Why do you stay married to him?


----------



## kimr

I was let go from my job back in May and have been looking for work. So when you don't have a place to go and with the little unemployment I receive I put food on the table and take care of the girls. I wish that I could just walk away but hands are tied.


----------



## turnera

Move to Houston! We have tons of jobs here.


----------



## kimr

If I could I would


----------



## Magdalen

I am sorry if I seem insensitive, but there is no way I would let a man treat my daughter or ME that way. Job or no job- you are living like a prisoner and causing emotional damage to you and your daughter.Every day you stay with him is another day of hell you endure. 
I know it's hard to be on your own, I was on my own from age 16 til I met my husband six years ago.(I am now 36).

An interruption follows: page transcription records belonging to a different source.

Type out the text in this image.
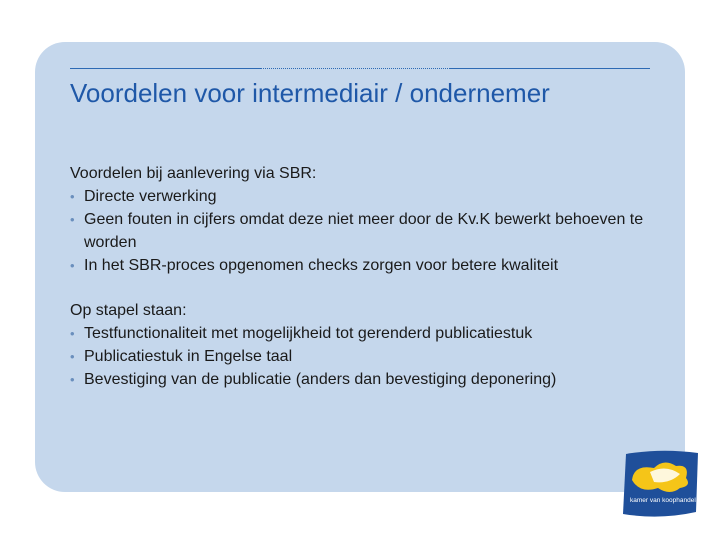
Voordelen voor intermediair / ondernemer

Voordelen bij aanlevering via SBR:

• Directe verwerking
• Geen fouten in cijfers omdat deze niet meer door de Kv.K bewerkt behoeven te worden
• In het SBR-proces opgenomen checks zorgen voor betere kwaliteit

Op stapel staan:

• Testfunctionaliteit met mogelijkheid tot gerenderd publicatiestuk
• Publicatiestuk in Engelse taal
• Bevestiging van de publicatie (anders dan bevestiging deponering)
kamer van koophandel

I had a child to raise alone and it was extremely hard, but I feel if there's a will, there's a way. Somehow you make it through, but nobody deserves to be a whipping post for anyone.
I hope you find strength and employment.


----------



## Big Bear

Job or no job, I would find some place to go. Family, friends, somebody should be willing to help you if your willing to ask. I'm afraid you situation is likely to only get worse and these are pivitol years for your kids.


----------



## karilynn

I am so sorry to hear what you are going through. If someone has not been there, they do not know!!! IT is easy to say leave but not so easy to do. I am in the same situation, although a little different. My husband hates my 19 year old daughter - she came home to stay with us for 3 months and he can't deal with it. SHe is going into the Army Reserves in 3 weeks and I don't know what is going to happen before then. They don't get along at all and he does the same things - he ignores her or says snotty comments, treats her like crap and says he does it because she is rude to him. It just goes round and round. There is a lot of anger in our home right now. We also have a 2 year old daughter and he has a 13 yr old son. We've only been married for 1.5 years and together for 4.5. I want to just leave and I don't know what is holding me back. I have a good job and can afford to live on my own and support my kids. I guess I am afraid that he will blame her forever for our marriage falling apart, he has already made comments....but I don't know if I can ever forgive him.............its all very confusing!


----------



## turnera

So stop letting him blame everyone but himself. Tell him that every time he disparages one of you, you will leave the room. And do it! He can't gripe to an empty room. By listening and saying nothing, you are giving him permission to continue. I know, I lived it too. And I am ashamed of myself for putting my own desires and fears ahead of the well-being of my child.


----------